Their two papers deliver key contributions:
Strengthening the mathematical foundations A refined abstraction framework capable of computing provably safe control policies even when system dynamics are uncertain. This work enhances both precision and scalability for complex autonomous platforms.
Introducing data-driven abstraction methods New techniques for constructing abstractions directly from empirical data, reducing reliance on fully specified analytical models and enabling robust control in partially known environments.
These developments push forward the frontier of reliable autonomous decision-making and contribute to the Hub’s broader mission to develop rigorous foundations for trustworthy AI.
Further reading: Probabilistic Alternating Simulations for Policy Synthesis in Uncertain Stochastic Dynamical Systems https://arxiv.org/abs/2508.05062 • Data-Driven Abstraction and Synthesis for Stochastic Systems with Unknown Dynamics: https://arxiv.org/abs/2508.15543
Generative AI for Finance: Rama Cont at NeurIPS 2025
At the NeurIPS 2025 Workshop on Generative AI in Finance, Erlangen Hub Co-Investigator Rama Cont delivered an invited talk on how generative models are transforming quantitative finance.
Financial markets are noisy, nonlinear, and highly interdependent, making simulation and risk assessment especially challenging. Cont presented recent work demonstrating how GAN-based models can emulate complex market behaviour, generate realistic scenarios, and support robust risk management.

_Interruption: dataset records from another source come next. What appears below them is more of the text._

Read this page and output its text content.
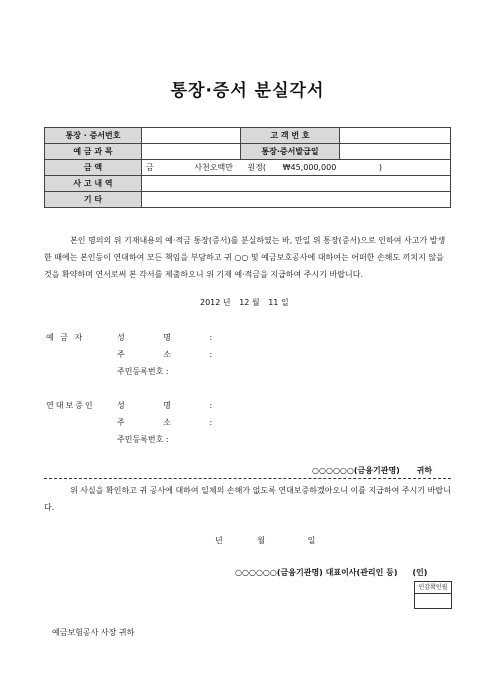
통장·증서 분실각서
통장 · 증서번호		고 객 번 호	
예 금 과 목		통장·증서발급일	
금 액	금 사천오백만 원정( ₩45,000,000 )		
사 고 내 역			
기 타			
본인 명의의 위 기재내용의 예·적금 통장(증서)를 분실하였는 바, 만일 위 통장(증서)으로 인하여 사고가 발생한 때에는 본인등이 연대하여 모든 책임을 부담하고 귀 ○○ 및 예금보호공사에 대하여는 어떠한 손해도 끼치지 않을 것을 확약하며 연서로써 본 각서를 제출하오니 위 기재 예·적금을 지급하여 주시기 바랍니다.
2012 년 12 월 11 일
예 금 자	성 명 :
주 소 :
주민등록번호 :
연대보증인	성 명 :
주 소 :
주민등록번호 :
○○○○○○(금융기관명) 귀하
위 사실을 확인하고 귀 공사에 대하여 일체의 손해가 없도록 연대보증하겠아오니 이를 지급하여 주시기 바랍니다.
년	월	일
○○○○○○(금융기관명) 대표이사(관리인 등) (인)
인감확인필
예금보험공사 사장 귀하
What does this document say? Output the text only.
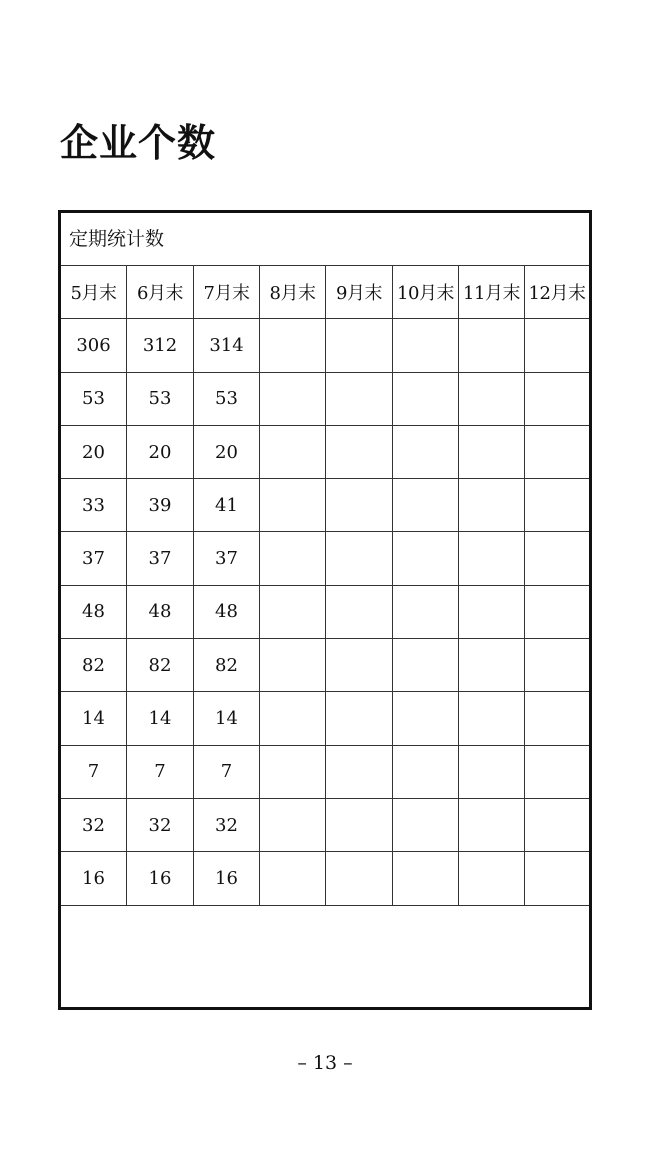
企业个数
定期统计数
5月末	6月末	7月末	8月末	9月末 10月末 11月末 12月末
306	312	314
53	53	53
20	20	20
33	39	41
37	37	37
48	48	48
82	82	82
14	14	14
7	7	7
32	32	32
16	16	16
– 13 –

His talk covered several key generative approaches developed by Cont and collaborators, including:
VolGAN for stochastic volatility surfaces
Tail-GAN for modelling rare but high-impact tail events
YieldGAN for yield curve dynamics
Data-driven hedging with generative models, a method using conditional generative models to compute hedge ratios across simulated market scenarios
The last of these was the focus of his presentation and recent paper, which proposes a non-parametric approach to hedging that outperforms classical delta and delta-vega strategies, even years after the training period.
The workshop itself featured leading voices from academia and industry, reflecting the rapid growth of AI-driven approaches in financial modelling.
NeurIPS 2025 was among the most competitive editions of the conference to date, with just 24.5% of submissions accepted. Against this backdrop, Erlangen AI Hub Director Michael Bronstein appeared as a co-author on nine accepted papers, presented across poster and spotlight sessions.
These contributions span generative and diffusion models, flow-based methods, equivariant and graph neural architectures, optimisation, and inference. All are core areas in the mathematical foundations of modern AI, and together, they reflect sustained engagement with both the theory and practice of scalable learning systems.
In a conference landscape increasingly shaped by large North American corporations and Chinese research institutions, this level of representation places Bronstein as a key figure in small group of Europe-based researchers maintaining strong technical visibility at NeurIPS, while highlighting the continued contribution of UK and European research to foundational questions shaping the field.